I was in New Delhi last month when news broke that the Bank of Japan had intervened to reverse the appreciation of the yen. Fifteen years ago, in 1995, the yen also reached a peak, which also coincided with the cut in interest rates to zero, thus creating the yen carry trade.
The conference in New Delhi was about G20 co-operation, but it was clear that everyone was more concerned about global imbalances and exchange rates. The big debate was whether the global imbalances are cyclical or caused by structural problems. If the reasons are structural, then adjusting the exchange rate will not help too much to correct imbalances.
The best evidence of this is the yen experience. The yen appreciated substantially against the US dollar, but did not correct the US-Japan trade deficit. Indeed, the Japanese current account surplus did not decline substantially despite the appreciation of the yen, because Japanese production was shifted to the rest of East Asia. The US-Japan argument over the yen in the 1980s and 1990s has become the US-China debate on the renminbi today.
Zero interest rate policies have caused huge distortions in the economy. On this, the Japanese experience is very illuminating.
When interest rates are zero, the central bank loses the instrument to control the exchange rate, which explains why the yen-dollar rate was highly volatile, fluctuating between 80 and 159 over the last 20 years. From 159 in 1990, it rose to 80 in 1995, then fell to 143 in July 1998 and then appreciated back to 82 last month.

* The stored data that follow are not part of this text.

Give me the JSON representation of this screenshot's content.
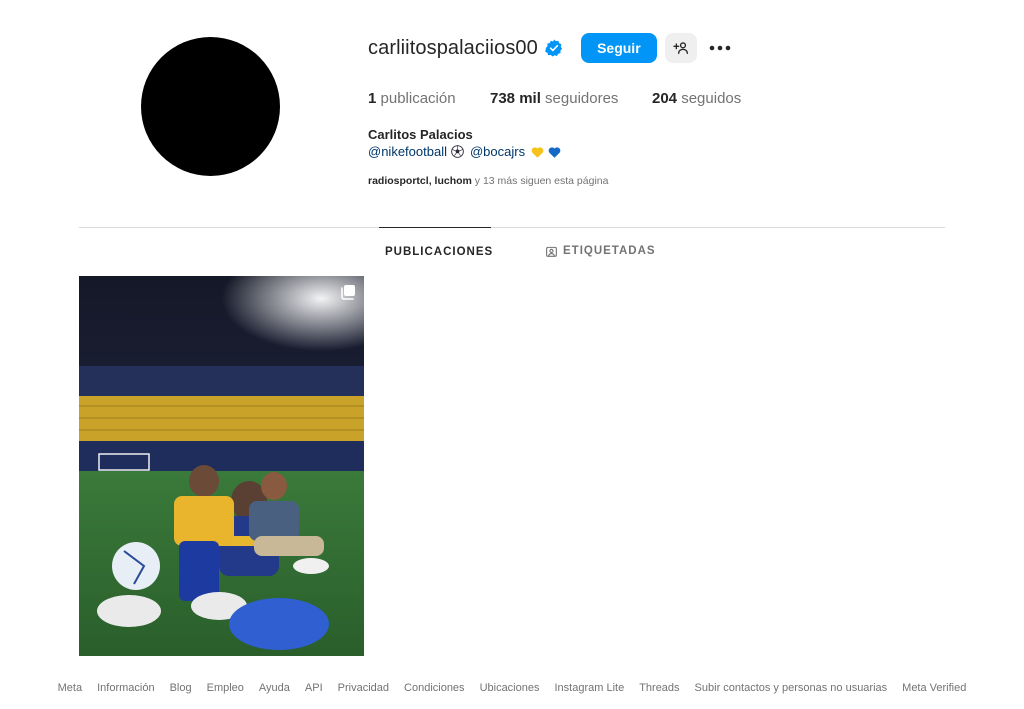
{
  "profile": {
    "username": "carliitospalaciios00",
    "follow_label": "Seguir",
    "full_name": "Carlitos Palacios",
    "bio_mention_1": "@nikefootball",
    "bio_mention_2": "@bocajrs",
    "posts_count": "1",
    "posts_label": "publicación",
    "followers_count": "738 mil",
    "followers_label": "seguidores",
    "following_count": "204",
    "following_label": "seguidos",
    "followed_by_user_1": "radiosportcl",
    "followed_by_user_2": "luchom",
    "followed_by_rest": "y 13 más siguen esta página"
  },
  "tabs": {
    "posts": "PUBLICACIONES",
    "tagged": "ETIQUETADAS"
  },
  "footer": {
    "links": [
      "Meta",
      "Información",
      "Blog",
      "Empleo",
      "Ayuda",
      "API",
      "Privacidad",
      "Condiciones",
      "Ubicaciones",
      "Instagram Lite",
      "Threads",
      "Subir contactos y personas no usuarias",
      "Meta Verified"
    ]
  },
  "colors": {
    "accent": "#0095f6",
    "verified": "#0095f6",
    "link": "#00376b",
    "muted": "#737373"
  },
  "icons": {
    "verified": "verified-badge-icon",
    "suggest": "add-person-icon",
    "more": "more-options-icon",
    "grid": "grid-icon",
    "tagged": "tagged-icon",
    "multi": "carousel-icon"
  }
}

During this period of zero-interest-rate policy, a whole generation of the most frugal, hardworking housewives, typically called Mrs Watanabe, became currency-margin traders. They borrow yen at zero interest rate and speculate in high-interest currencies like the Australian dollar or South African rand. The hedge funds and commercial banks make a lot of money fuelling such speculation, not unlike sharks eating sardines.